Небеса | страница 34
У Кабановича случались приступы отчаяния: лицо словно бы раскалывалось на сотни маленьких кусочков, взгляд смазывался, и я не узнавала своего возлюбленного сожителя — крепко сжимая мои колени руками, он умолял не оставлять его, даже когда любовь затреплется от времени. Я не думала оставлять его, но эти редкие — и по регулярности исполнения, и по изощренности постановки — сцены как будто предвосхищали неотвратимость нашего расставания.
Я не уходила от Кабановича, но в то самое время начала приходить в парк.
Темная громада сбившихся деревьев единственная угадывалась сквозь мутные окна Кабановичей: парк накрепко прирос к боку Сретенской церкви, в которую я порой заглядывала. Долгое время Сретенка пробыла Дворцом пионеров, в красноперое галстучное мельтешение которых вписывался и мой нейлоновый треугольник, с опаленными утюгом концами. Год или два я методично посещала клуб любителей сказки, открытый во имя пионеров на первом этаже дворца, храма искусств и теперь уже просто — храма. Сейчас я приходила в Сретенку, как в дом моего детства, узнавая и угадывая за полукруглыми окнами все те же выбеленные снегом или присыпанные высохшими листьями картинки, что однажды открылись мне, и я листала их в памяти, словно страницы много раз читанной, любимой книги. Белая ротонда. Раздвоенное тело тополя. Аллеи, бегущие к озерцу, из плоской чаши которого пили окрестные собаки.
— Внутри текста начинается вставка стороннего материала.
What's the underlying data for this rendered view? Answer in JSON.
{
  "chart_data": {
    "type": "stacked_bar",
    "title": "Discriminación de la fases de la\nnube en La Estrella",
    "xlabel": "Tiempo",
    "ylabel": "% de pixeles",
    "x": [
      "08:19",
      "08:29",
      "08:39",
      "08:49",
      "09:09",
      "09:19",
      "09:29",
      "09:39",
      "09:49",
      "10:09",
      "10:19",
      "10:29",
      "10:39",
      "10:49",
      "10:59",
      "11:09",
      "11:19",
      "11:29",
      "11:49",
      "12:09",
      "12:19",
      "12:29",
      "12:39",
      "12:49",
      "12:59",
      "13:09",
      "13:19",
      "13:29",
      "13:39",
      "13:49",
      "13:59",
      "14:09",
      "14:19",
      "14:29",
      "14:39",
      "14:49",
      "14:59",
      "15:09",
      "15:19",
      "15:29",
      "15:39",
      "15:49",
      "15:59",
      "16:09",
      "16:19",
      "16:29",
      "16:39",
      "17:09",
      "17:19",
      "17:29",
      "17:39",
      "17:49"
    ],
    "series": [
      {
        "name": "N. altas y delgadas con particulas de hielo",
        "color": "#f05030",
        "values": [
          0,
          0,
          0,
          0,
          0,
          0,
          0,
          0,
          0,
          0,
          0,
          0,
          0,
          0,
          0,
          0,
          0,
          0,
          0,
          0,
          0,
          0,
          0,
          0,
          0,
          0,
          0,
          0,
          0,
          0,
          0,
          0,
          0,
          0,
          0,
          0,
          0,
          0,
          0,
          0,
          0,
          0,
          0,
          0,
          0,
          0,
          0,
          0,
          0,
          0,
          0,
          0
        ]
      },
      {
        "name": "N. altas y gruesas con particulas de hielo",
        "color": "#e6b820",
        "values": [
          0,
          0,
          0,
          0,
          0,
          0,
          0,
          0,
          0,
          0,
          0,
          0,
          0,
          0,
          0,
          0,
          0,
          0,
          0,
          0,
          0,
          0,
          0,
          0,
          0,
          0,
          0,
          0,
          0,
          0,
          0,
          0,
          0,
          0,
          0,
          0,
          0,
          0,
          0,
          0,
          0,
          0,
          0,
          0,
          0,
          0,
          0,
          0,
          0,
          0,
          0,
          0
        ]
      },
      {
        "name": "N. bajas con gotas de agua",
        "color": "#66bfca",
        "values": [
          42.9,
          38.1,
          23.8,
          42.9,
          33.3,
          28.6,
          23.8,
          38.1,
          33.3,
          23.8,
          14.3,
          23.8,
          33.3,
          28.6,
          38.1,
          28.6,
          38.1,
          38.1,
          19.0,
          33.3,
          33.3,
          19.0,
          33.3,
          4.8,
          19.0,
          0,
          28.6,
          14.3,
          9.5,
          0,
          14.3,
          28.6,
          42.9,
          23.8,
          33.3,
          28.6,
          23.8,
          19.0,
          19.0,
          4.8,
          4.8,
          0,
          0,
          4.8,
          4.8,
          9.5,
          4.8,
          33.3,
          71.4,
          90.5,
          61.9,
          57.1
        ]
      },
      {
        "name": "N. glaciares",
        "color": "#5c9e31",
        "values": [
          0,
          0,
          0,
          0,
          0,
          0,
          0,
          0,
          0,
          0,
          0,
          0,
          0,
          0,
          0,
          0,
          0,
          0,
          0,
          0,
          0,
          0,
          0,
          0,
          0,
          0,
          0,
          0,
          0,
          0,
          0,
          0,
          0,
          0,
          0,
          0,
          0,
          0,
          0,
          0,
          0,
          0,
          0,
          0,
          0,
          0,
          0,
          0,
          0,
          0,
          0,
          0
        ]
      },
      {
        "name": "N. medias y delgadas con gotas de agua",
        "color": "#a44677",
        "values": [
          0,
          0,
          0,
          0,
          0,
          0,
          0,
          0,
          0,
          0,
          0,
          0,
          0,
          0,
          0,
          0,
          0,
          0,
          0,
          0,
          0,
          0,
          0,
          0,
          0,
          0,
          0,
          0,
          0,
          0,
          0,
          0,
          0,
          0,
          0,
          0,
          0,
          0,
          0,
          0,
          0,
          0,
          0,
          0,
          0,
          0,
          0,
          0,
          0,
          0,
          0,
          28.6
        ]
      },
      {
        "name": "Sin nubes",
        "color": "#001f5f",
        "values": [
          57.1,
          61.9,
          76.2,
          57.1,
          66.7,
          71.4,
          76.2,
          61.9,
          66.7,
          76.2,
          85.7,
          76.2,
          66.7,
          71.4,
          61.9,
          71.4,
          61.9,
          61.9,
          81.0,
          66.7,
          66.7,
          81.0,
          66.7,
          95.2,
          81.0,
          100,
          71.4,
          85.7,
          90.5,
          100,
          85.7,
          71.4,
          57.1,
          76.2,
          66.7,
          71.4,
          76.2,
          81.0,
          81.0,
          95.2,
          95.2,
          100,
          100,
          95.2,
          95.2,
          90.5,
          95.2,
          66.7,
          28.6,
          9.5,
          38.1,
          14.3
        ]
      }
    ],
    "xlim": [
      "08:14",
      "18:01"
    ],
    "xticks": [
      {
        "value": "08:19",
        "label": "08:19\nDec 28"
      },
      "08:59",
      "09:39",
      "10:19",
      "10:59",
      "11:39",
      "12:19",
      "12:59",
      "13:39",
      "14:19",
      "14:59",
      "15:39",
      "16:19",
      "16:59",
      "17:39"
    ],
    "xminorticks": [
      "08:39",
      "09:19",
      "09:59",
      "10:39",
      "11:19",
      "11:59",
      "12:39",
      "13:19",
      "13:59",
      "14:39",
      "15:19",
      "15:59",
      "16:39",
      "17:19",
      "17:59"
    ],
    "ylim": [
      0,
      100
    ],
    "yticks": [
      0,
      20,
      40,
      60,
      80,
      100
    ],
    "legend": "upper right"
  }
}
Лучше всего у Сретенки было в изначалье осени: заросший деревьями парк, в уголках которого можно отыскать расчлененные скульптуры сталинского «югендштиле» — все эти жалкие постаменты с ногами спортсменок и атлетов, безголовые фигуры с неизбежно выцарапанным словом, в сентябре сдавался на милость золотых и коричневых листьев, которые шуршали под ногами громко, как под метлой дворника… Воздух был ледяным, и я вбегала в церковь — погреться чужим теплом и заново обретенными воспоминаниями.
В сердцевине храме текла другая жизнь: она не касалась меня и не мешала вылавливать из памяти серебристых рыбок детства. Впрочем, я тоже старалась не отягощать собою здешние ритуалы, поймав же внимательный и грозный взгляд священника, я чувствовала стыд за свое отрешенное бездействие. Я уходила прочь, шла по аллее, покуда мне не встречалось подходящее дерево: сосна или береза, не важно, лишь бы гладкая и на обхват моих рук. Я обнимала дерево, словно самого любимого человека, и стояла подолгу, слушая, как течет под корой тихая жизнь. Наверное, глазами прохожих мы с деревом гляделись смешно, но я смотрела не на прохожих, а в небеса.